The first key to any reception is to get above obstructions that exist between you and your target, as radio frequency reception of any kind (satellite, microwave, Radio and TV) are for the most part "Line-of-Sight" dependant. The fact that some receptions occur without line of sight is due to phenomenon not applicable in this discussion. As you increase your target distance, you increase the territory you must account for in maintaining line-of-sight. What tall building and air traffic exist in this corridor, no one can account for. Aircraft are very good at messing up reception for a number of reasons, even when flying way above the path, again removed for clarity in this discussion. Height, is therefore key in optimizing your ability to capture the best line-of-sight possible to your target.

Let’s now discuss antenna types…

In TV reception, there are typically 4 major types used; Log Periodic, Corner Reflector, Yagi and Bowtie, not in any particular order.

Log Periodic- Is the type of Off-Air Reception Antenna that you will see used by your Cable TV Company at their Head-End location. It is Highly Directive, slimmer than a Yagi and can tune to a range of frequencies with little variance in characteristic performance, and because it’s performance and specifications are highly repeatable and predictable, multiple units are used to form arrays of 2 or 4 of them combined together with commensurately predictable results. They are heavy, expensive and line of sight use of an array typically requires a tower. For these reasons, this antenna style is rarely seen outside of Institutional use.

Yagi- Is probably the most recognizable antenna type used in the widest variety of applications. Mostly used for VHF reception, it is elegant, simple and is a flexible platform for design modifications that would exhibit predictable patterns in reception, frequency bandwidth and gain. It can be tuned to a specific Frequency or range of Frequencies. The math of the physical construction is deeply rooted in correlation to the electrical wavelength of the Frequency desired. The size of the elements is a dead giveaway to clue one as to the frequency of use; as the frequency of use is lower, the size is greater (though some Low Frequency variants incorporate loading coils to reduce size).

Corner Reflector- Is widely used for UHF reception, but not readily recognizable because of its incorporation into antennas as a subcomponent. It is highly directive and tunable, and gain comes from some physical characteristics related to length. It has a small profile and wind load, yet is limited in gain as there are limits to the typical gain/size increase projections that other antenna designs enjoy.
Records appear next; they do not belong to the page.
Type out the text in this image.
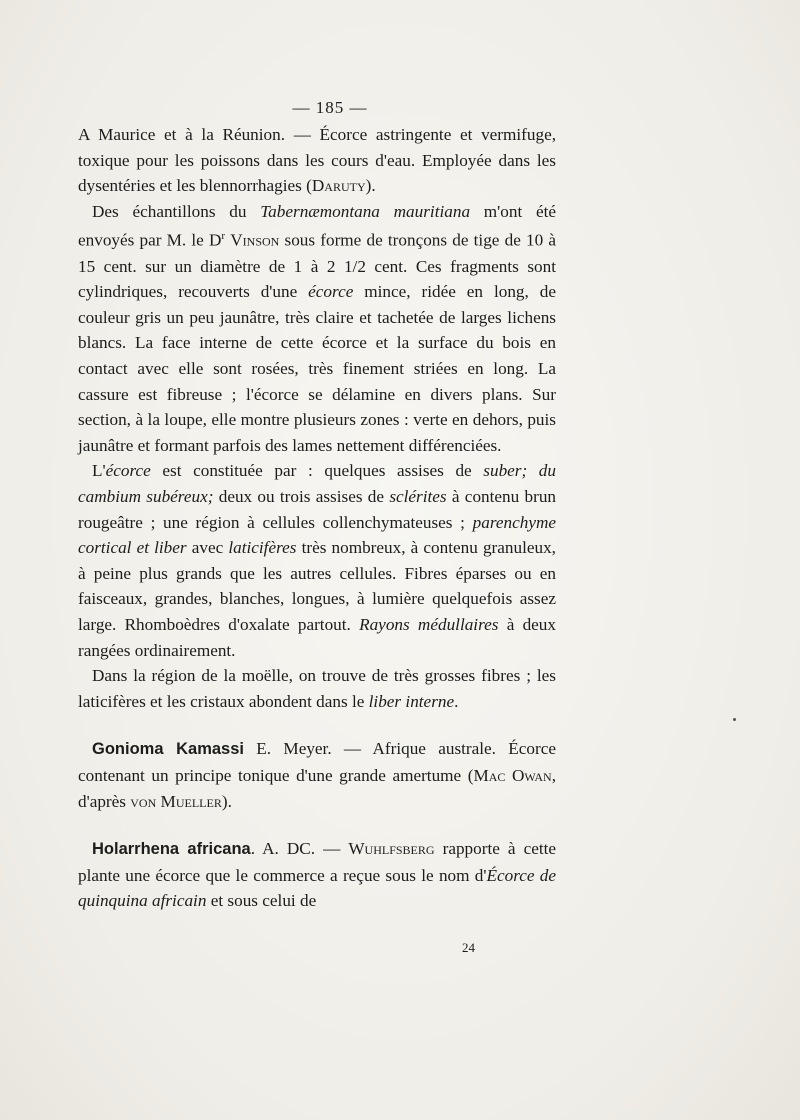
— 185 —

A Maurice et à la Réunion. — Écorce astringente et vermifuge, toxique pour les poissons dans les cours d'eau. Employée dans les dysentéries et les blennorrhagies (Daruty).

Des échantillons du Tabernæmontana mauritiana m'ont été envoyés par M. le $D^r$ Vinson sous forme de tronçons de tige de 10 à 15 cent. sur un diamètre de 1 à 2 1/2 cent. Ces fragments sont cylindriques, recouverts d'une écorce mince, ridée en long, de couleur gris un peu jaunâtre, très claire et tachetée de larges lichens blancs. La face interne de cette écorce et la surface du bois en contact avec elle sont rosées, très finement striées en long. La cassure est fibreuse ; l'écorce se délamine en divers plans. Sur section, à la loupe, elle montre plusieurs zones : verte en dehors, puis jaunâtre et formant parfois des lames nettement différenciées.

L'écorce est constituée par : quelques assises de suber; du cambium subéreux; deux ou trois assises de sclérites à contenu brun rougeâtre ; une région à cellules collenchymateuses ; parenchyme cortical et liber avec laticifères très nombreux, à contenu granuleux, à peine plus grands que les autres cellules. Fibres éparses ou en faisceaux, grandes, blanches, longues, à lumière quelquefois assez large. Rhomboèdres d'oxalate partout. Rayons médullaires à deux rangées ordinairement.

Dans la région de la moëlle, on trouve de très grosses fibres ; les laticifères et les cristaux abondent dans le liber interne.

Gonioma Kamassi E. Meyer. — Afrique australe. Écorce contenant un principe tonique d'une grande amertume (Mac Owan, d'après von Mueller).

Holarrhena africana. A. DC. — Wuhlfsberg rapporte à cette plante une écorce que le commerce a reçue sous le nom d'Écorce de quinquina africain et sous celui de

24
The gain is primarily related to its efficiency, the long boom component is a key means to this end, as the multiple director elements attract and guide the signal towards the driven element. Whereas a variety of corner reflector designs all look the same in size and shape, the increase in boom length and number of director elements directly correlates to its gain potential.

Bowtie- Is respected as the Master of UHF reception due to the physicality of size. It uses more than one driven element to collect the signal, and the increase in the size of the reflector and number of driven elements (the bowties) directly impacts its gain characteristics. The size correlation is that compared to the electrical wavelength of the frequencies desired in reception. As UHF is higher in frequency and shorter in wavelength, a respectable size antenna can mathematically be gargantuan with respect to frequency, yet physically be manageable for installation. The design is unique to UHF however, as the translation to the larger wavelength of VHF frequencies lends itself impractical in size. For this reason, Bowties are poor performers with regards to VHF frequency reception, but absolutely the best for UHF. Small Bowties are the least obtrusive to aesthetics and are wide beam-width to capture sources of signal diverse in azimuth (direction). Large Bowties simply intercept a large portion of the signal wave as it passes by and is most efficient in its ability to funnel the signal through multiple Driven elements into the cable where you need it.

; ; ; ; ; ; ; ; ; ; ; Most TV antennas (99.9%) that we have grown accustomed to seeing these past decades are actually a combination of Corner Reflector and Yagi, with the long nose in front leading directly to the first reflector panels that physically comprise the Corner Reflector for capture of UHF signals, and the long outward elements bringing up the rear of the antenna comprising the Yagi component of the antenna for VHF reception. Now you can understand why when examining gain and range data for antennas, the differences in the same antenna are delineated along VHF/UHF categories. Two antennas in one is what you get; with the characteristics of VHF/UHF reception with same basic antenna design being so diverse.

Some antennas along this approach will further variate along two paths:

Those whose long VHF Yagi reflector components form more of a “V” shape as opposed to coming out from the boom perfectly perpendicular are shaping the reception pattern to have a broader beam-width, for those markets where the TV station have several Transmitter locations around town, close but not collocated, and

Those that incorporate Bowtie shaped components into the Corner Reflectors up front as to increase UHF gain and range.

I think at this juncture we can understand where the size and number of elements of the antenna directly correspond with the gain and range of the antenna (and detrimentally the weight and wind load).

That is why you will see the number of elements denoted in describing the performance of these styles of antennae. More elements and larger size equals more gain, weight and wind load.